Photo © Unknown photographer/ECPAD/Défense - référence DAM 831 L01

Armstrong whitworth whitley mk vii ecpad 2
Perhaps this same crew member, just captured, searched by a German soldier.
Photo © Unknown photographer/ECPAD/Défense - référence DAM 831 L02

Armstrong whitworth whitley mk vii ecpad 3
First exchanges between several crew members and the German soldiers.

Photo © Unknown photographer/ECPAD/Défense - référence DAM 831 L03

Armstrong whitworth whitley mk vii ecpad 4
Difficult photo showing a member of the Whitley crew, visibly injured in the abdomen, his head supported by a comrade
who probably asks the Germans for assistance.
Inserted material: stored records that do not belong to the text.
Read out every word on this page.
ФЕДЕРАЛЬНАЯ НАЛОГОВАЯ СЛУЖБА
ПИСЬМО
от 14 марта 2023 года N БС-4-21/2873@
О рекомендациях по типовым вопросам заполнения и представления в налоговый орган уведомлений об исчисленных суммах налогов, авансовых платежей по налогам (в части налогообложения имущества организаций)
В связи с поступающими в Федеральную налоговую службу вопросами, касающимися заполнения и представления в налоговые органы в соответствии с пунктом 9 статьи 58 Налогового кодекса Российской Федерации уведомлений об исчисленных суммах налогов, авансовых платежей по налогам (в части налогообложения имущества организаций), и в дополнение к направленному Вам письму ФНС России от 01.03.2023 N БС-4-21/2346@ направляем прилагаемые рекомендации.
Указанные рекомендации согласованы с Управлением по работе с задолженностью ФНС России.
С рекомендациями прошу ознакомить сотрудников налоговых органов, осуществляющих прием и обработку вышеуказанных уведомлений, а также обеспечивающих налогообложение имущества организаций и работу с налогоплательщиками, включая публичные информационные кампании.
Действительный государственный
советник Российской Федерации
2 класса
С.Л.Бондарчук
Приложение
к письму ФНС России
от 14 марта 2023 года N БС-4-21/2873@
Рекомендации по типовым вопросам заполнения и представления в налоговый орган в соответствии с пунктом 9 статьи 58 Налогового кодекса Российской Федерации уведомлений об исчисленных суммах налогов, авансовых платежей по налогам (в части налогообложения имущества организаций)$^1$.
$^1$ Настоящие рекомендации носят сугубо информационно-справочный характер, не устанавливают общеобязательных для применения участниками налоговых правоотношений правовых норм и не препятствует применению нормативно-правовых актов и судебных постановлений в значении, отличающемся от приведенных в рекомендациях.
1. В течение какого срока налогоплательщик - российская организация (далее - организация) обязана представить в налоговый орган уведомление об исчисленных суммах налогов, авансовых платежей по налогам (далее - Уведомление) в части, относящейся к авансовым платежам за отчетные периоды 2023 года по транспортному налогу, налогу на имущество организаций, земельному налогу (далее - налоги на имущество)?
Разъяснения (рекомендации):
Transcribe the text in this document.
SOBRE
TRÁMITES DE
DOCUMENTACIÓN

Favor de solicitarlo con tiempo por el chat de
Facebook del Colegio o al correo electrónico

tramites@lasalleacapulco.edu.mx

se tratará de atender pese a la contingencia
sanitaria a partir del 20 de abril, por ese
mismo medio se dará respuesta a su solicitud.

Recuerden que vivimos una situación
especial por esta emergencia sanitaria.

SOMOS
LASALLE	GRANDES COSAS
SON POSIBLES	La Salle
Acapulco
Note the fur-lined flight boot, typical of RAF bomber crews.

Photo © Unknown photographer/ECPAD/Défense - référence DAM 831 L04

Armstrong whitworth whitley mk vii ecpad 5
Armstrong whitworth whitley mk vii ecpad 6
Armstrong whitworth whitley mk vii ecpad 7
Armstrong whitworth whitley mk vii ecpad 8
4 views of the Whitley YG-M after the crash. We note the good condition of the propellers which visibly did not suffer during contact with the ground.
Photo © Unknown photographer/ECPAD/Défense - référence DAM 831 L05/L06/L07/L08

Extract from document AIR-27-1959-3 and AIR-27-1959-4 (Operational Record Book no 502 Squadron RAF) for the date of 4th July, 1942

Orb squadron 502 4th february 1942
This document specifies that the Whitley took off at 00:38 for a modified "Stopper" patrol. He was sent on a patrol off the coast French at the level
of Ushant. The aircraft failed to return to base. A bearing was given at 8:15 a.m. At 8:38 a.m., a request from Davie's plane
("M", ie the 3rd letter of the aircraft code) was received regarding the weather conditions at the base. The reply was sent at 8:43 a.m.
Pope's plane ("G") acknowledged but Davie's ("M") did not.

Orb squadron 502 4th february 1942
This document specifies that Davie's aircraft took off from the RAF base at St-Eval and that it failed to return.
Information was received on February 26, 
1942 from the Committee of the International Red Cross which specified that all
the crew members were prisoners of war. Sergeant Harris was wounded but not the other crew members.